The recent disclosure of the nearly $1 million paid to three Los Angeles attorneys for indigent legal defense is shocking and unconscionable, and extremely embarrassing as well to every attorney, including myself, who receives criminal defense appointments. The 101 hours averaged per week over nine weeks claimed by one attorney (out of a total of 168 hours available for seven 24-hour days, neglecting eating ,sleeping and other sundry activities) reminds me of the story about the attorney who died of old age when he reached 40 years because his totaled hourly billings indicated he was really 125 years old.
The gluttony of many of those who feed at the public trough is not amusing, however, and represents a breakdown in professional morality and ethics.
It also illustrates that the present system of attorney appointments for indigent defense is woefully deficient in controls, standardization, and fairness in distribution of appointments and payments thereon. Fees currently span a range of $40-$150 per hour, and certain attorneys receive so many appointments as to be virtually full-time county employees except for the munificent fees collected.

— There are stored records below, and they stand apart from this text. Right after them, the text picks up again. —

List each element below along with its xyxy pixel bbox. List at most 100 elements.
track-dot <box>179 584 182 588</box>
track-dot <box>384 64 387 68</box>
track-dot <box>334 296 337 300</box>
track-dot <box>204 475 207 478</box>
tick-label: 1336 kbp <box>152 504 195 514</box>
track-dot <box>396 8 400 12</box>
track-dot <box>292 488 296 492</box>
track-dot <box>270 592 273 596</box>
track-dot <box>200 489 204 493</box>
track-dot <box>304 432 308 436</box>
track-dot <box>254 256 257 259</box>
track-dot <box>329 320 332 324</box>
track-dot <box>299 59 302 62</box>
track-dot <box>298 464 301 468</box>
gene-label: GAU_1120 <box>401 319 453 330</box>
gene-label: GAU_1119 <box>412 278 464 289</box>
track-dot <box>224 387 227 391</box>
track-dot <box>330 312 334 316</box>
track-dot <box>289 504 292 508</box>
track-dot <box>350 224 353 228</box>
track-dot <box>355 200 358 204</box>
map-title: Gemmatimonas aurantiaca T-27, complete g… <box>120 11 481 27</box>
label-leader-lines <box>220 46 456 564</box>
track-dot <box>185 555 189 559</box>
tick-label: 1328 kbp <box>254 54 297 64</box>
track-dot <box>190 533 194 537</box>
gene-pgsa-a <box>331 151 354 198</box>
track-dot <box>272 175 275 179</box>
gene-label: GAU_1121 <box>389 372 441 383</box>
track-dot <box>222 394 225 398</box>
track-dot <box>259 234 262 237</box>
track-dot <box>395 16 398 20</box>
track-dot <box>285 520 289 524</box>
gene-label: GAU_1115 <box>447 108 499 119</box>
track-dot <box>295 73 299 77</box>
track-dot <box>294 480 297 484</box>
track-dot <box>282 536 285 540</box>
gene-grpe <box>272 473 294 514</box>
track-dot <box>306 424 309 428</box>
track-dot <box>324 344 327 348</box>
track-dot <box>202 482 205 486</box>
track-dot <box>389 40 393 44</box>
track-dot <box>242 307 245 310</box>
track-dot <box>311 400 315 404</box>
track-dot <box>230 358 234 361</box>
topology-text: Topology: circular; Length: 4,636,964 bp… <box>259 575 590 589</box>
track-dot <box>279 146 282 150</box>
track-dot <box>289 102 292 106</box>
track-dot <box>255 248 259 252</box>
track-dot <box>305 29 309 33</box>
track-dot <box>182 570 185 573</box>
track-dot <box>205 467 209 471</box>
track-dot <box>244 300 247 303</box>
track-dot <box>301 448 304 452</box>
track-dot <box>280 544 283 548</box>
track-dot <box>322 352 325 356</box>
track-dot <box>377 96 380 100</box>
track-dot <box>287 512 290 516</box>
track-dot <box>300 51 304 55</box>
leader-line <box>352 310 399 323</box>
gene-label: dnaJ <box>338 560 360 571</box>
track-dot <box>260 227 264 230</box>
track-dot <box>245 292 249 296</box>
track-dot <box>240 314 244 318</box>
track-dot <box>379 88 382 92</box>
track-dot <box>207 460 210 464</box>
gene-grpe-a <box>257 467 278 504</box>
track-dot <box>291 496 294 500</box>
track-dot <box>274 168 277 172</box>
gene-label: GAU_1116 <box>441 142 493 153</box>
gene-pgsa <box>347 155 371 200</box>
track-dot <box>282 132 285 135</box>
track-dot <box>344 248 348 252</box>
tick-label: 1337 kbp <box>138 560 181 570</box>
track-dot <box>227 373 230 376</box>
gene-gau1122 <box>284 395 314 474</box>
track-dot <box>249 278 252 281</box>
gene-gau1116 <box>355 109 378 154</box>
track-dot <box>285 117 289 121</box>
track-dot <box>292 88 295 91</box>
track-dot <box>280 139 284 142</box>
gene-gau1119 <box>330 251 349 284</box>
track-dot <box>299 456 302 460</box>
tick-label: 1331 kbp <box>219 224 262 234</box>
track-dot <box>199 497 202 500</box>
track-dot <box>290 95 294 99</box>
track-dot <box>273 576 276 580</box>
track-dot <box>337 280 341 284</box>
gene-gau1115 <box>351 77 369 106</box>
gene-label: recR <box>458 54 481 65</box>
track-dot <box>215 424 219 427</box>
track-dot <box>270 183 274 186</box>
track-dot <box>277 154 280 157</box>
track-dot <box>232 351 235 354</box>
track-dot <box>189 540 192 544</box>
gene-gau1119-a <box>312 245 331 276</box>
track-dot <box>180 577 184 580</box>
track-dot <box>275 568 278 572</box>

Such conditions are not only improper and contrary to the public interest, but they imperil the entire indigent defense system for the average criminal lawyer, for, faced with such gross improprieties, the county government will inevitably move to adopt the contract office or second public-defender office approach, in which appointments to private attorneys at-large will be severely curtailed, if not eliminated.
As so often happens, the shameful actions of the few can bring shame and harm to the many.